Piecing together the latest news with our understanding of what it will take to realign the supply chain to resume production, our revised build forecast is shown in the chart at left.  Our understanding is MAX production is coming to a full stop no later than the end of January.   We see production by Boeing resuming in April (supply of components would be started earlier than this) at an initial rate of 20-25 aircraft per month and continuing at that rate through the end of 2020.   Thereafter, we estimate production will rise in 7.5 aircraft per month increments every six months until rate reaches ~42/month in early 2022.   At this point, production increase increments slow to 5/month every six months, until production rises to 60/month starting in early 2024.    

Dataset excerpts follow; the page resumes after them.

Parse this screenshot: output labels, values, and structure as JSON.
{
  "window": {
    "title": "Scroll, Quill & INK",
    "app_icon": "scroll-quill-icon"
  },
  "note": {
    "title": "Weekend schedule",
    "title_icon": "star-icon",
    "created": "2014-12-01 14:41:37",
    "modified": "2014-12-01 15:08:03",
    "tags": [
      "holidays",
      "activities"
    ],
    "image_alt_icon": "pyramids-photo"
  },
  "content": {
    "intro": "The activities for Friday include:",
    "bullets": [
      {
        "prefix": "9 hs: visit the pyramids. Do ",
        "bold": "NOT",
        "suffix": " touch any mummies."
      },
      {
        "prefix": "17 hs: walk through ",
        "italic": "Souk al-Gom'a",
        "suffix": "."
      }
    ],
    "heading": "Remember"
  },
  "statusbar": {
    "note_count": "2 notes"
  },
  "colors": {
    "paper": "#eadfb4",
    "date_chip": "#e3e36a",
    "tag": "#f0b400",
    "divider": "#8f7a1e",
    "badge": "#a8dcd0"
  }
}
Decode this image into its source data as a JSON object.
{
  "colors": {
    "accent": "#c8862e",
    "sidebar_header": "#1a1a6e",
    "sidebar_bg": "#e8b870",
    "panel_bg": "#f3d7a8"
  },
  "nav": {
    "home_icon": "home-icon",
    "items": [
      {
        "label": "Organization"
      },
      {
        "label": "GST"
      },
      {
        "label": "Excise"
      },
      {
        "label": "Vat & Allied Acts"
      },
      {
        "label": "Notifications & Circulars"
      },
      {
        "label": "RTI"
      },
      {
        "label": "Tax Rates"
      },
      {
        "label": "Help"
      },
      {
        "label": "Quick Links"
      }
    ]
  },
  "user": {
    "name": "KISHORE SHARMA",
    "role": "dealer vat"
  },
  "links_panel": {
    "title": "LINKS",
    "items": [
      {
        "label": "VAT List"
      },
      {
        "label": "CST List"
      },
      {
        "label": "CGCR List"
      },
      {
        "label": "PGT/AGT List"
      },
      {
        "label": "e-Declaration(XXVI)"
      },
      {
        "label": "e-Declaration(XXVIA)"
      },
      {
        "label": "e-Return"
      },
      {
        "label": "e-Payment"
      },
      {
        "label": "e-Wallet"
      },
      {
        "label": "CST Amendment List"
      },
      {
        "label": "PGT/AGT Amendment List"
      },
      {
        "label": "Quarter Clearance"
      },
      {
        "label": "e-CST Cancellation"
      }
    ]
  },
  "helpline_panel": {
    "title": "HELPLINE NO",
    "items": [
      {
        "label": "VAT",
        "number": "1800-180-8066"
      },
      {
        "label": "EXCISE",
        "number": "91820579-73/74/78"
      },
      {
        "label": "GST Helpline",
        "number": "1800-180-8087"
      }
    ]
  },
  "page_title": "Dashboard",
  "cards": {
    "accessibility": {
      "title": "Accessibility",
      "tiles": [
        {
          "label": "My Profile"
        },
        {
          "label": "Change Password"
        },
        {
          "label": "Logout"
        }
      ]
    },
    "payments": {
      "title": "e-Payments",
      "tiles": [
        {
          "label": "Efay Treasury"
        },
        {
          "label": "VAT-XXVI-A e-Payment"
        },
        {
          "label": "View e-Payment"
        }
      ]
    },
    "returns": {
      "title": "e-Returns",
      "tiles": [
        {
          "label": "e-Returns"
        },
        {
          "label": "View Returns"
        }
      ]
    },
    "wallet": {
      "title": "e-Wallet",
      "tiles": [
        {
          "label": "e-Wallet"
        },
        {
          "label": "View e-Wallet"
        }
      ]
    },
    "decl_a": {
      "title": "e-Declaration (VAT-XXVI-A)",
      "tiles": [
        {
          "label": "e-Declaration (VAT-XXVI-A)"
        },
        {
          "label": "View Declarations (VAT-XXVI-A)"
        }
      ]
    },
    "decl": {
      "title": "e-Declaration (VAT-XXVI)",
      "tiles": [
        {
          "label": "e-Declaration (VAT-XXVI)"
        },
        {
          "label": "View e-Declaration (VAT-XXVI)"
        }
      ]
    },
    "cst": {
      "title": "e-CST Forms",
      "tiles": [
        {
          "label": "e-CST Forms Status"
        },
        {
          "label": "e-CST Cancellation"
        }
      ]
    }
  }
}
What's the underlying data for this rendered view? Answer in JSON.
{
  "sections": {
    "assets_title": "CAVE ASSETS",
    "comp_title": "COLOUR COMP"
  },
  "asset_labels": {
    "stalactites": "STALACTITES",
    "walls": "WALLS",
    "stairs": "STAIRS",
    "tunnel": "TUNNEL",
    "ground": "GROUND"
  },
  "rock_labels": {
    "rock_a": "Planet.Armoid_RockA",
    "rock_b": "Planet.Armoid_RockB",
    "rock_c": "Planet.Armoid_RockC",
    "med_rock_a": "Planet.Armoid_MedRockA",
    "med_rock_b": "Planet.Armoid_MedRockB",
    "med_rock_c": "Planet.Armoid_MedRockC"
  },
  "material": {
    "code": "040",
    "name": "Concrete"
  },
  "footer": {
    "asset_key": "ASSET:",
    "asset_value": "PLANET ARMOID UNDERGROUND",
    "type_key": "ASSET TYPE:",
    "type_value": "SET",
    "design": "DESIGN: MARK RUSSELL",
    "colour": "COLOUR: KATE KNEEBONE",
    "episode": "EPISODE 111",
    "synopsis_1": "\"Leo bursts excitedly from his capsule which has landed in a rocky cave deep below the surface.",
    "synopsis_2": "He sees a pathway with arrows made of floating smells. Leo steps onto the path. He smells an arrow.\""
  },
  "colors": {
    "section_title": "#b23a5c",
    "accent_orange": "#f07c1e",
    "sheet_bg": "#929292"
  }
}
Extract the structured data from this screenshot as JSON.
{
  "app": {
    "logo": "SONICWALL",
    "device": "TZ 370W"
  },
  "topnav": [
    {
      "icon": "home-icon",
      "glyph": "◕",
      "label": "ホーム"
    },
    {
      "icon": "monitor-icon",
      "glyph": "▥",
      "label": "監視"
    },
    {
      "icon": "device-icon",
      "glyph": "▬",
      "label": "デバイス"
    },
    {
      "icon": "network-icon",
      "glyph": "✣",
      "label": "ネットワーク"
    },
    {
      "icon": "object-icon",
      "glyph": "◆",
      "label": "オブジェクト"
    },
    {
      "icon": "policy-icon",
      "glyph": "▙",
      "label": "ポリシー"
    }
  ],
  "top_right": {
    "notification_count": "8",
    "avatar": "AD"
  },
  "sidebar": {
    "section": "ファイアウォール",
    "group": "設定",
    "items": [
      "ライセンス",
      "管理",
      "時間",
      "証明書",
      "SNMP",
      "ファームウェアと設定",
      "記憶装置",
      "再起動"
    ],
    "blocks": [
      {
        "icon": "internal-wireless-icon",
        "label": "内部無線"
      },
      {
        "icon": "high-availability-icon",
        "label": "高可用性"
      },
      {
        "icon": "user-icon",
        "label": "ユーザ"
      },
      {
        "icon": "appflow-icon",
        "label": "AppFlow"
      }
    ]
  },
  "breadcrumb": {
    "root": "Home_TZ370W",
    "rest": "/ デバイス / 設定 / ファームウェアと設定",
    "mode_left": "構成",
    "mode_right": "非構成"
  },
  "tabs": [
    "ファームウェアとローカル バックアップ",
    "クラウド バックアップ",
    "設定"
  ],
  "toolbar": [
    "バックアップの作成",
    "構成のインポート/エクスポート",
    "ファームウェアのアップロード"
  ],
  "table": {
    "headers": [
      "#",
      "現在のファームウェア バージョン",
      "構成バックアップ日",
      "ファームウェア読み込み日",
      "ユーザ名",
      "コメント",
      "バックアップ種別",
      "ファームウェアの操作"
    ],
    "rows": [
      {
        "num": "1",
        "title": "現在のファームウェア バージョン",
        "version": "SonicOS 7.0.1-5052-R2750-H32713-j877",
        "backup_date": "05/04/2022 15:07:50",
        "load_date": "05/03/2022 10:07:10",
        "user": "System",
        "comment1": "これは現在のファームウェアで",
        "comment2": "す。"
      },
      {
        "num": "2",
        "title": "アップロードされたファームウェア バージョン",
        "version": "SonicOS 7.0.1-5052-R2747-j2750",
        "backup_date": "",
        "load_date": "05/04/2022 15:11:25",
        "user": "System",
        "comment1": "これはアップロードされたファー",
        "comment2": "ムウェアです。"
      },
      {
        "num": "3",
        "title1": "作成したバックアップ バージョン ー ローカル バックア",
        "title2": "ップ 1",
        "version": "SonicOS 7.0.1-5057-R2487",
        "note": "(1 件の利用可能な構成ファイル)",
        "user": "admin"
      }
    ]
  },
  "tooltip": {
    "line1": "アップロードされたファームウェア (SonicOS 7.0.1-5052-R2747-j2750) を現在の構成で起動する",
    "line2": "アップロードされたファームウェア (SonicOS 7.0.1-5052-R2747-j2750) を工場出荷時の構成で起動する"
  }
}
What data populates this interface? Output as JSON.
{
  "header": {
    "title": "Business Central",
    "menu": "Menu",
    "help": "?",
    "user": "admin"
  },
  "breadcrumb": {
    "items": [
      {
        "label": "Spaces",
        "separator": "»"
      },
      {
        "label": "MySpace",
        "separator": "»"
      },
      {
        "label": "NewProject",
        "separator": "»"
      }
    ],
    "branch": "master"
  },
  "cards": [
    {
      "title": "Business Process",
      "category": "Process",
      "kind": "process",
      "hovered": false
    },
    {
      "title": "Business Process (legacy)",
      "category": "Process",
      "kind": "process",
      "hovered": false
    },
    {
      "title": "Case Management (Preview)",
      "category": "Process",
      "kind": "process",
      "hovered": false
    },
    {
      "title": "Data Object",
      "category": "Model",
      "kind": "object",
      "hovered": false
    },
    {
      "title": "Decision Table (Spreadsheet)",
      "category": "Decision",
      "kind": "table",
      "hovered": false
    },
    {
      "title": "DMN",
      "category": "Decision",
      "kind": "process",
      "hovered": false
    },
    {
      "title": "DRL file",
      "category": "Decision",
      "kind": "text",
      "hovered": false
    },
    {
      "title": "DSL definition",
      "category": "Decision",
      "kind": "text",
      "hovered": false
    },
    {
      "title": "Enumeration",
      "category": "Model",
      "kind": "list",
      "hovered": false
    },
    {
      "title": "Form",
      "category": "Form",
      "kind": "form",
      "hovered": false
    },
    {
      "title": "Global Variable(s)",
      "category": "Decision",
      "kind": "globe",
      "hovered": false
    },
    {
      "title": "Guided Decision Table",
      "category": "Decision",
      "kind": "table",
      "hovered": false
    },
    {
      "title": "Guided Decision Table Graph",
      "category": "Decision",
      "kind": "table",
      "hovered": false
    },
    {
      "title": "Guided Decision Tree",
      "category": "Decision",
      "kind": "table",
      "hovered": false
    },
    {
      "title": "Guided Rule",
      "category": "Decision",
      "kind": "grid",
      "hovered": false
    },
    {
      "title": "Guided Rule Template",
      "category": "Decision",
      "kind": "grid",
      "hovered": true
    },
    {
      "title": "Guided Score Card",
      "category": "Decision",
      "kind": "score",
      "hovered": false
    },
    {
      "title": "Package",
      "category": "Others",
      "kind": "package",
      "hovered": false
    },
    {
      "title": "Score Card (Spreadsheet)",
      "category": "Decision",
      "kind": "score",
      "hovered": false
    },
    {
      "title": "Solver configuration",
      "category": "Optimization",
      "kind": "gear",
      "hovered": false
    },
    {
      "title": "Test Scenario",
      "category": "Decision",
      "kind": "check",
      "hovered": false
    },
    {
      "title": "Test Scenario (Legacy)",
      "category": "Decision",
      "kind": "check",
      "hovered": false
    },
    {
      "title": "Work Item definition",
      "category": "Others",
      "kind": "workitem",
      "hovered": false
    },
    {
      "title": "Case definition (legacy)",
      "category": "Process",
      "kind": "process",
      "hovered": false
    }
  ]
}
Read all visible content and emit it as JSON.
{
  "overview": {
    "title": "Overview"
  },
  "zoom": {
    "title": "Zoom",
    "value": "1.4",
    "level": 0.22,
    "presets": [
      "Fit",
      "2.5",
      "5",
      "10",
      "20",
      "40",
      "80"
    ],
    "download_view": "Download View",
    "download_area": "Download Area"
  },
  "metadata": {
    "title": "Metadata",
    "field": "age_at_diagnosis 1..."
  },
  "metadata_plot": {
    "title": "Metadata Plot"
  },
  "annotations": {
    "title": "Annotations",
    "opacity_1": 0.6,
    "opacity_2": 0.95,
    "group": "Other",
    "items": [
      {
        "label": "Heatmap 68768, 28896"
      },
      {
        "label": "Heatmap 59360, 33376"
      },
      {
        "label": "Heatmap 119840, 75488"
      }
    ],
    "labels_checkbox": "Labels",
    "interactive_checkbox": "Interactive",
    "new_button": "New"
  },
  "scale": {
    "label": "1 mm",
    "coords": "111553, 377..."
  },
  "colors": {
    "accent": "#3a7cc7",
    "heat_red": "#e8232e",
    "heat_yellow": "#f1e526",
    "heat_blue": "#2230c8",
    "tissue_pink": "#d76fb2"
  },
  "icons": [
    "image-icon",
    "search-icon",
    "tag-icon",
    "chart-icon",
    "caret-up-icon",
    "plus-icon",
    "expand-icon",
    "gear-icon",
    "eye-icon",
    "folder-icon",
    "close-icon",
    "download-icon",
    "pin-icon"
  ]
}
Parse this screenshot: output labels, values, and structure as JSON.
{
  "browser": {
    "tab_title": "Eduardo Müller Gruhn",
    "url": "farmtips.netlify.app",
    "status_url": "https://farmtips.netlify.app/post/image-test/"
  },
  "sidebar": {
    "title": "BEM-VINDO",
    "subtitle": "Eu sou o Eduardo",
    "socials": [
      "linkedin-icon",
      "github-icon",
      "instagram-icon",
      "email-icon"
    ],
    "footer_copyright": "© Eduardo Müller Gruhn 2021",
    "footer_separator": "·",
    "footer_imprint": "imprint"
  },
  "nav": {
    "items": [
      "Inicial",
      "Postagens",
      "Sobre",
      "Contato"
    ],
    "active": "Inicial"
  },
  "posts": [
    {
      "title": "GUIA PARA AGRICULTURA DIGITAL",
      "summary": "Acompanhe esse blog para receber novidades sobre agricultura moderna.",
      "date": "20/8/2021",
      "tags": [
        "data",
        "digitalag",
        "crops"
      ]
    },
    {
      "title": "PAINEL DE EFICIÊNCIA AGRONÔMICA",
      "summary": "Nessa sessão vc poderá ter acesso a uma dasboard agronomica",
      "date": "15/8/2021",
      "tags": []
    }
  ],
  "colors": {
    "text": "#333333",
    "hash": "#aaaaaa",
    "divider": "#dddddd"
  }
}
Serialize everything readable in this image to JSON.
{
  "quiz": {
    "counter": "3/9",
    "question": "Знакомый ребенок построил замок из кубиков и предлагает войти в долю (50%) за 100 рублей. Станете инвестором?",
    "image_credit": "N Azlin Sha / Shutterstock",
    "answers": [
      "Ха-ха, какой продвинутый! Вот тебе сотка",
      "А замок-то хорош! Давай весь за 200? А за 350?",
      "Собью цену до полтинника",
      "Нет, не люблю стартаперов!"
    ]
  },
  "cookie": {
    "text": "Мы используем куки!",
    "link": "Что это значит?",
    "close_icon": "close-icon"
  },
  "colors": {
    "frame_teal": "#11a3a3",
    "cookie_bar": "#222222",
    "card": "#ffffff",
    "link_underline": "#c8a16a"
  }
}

Note that MAX deliveries will exceed MAX production because Boeing has 400 aircraft already built.   Timing for recertification, fixes to existing aircraft, pilot training, and deliveries to customers all are unknown at this time.     

 

What’s the risk the MAX does not return to service by the “middle” of the year? 

Low.  Strictly speaking, middle of the year is June 30 / July 1.   However, middle of the year can plausibly be expanded to include anytime in June or July.   August is stretching it; September is out of bounds.   Given that fixes have been submitted and even accounting for additional regulatory scrutiny, it seems likely the aircraft will be cleared to return to service by the end of July, if not sooner.   Furthermore, the longer it takes to recertify, the more likely it will be a joint FAA-EASA recertification, reopening the majority of the regions taking delivery of the airplane.   

 


What’s the risk MAX production cannot start at the level or rise at the rate we’ve assumed? 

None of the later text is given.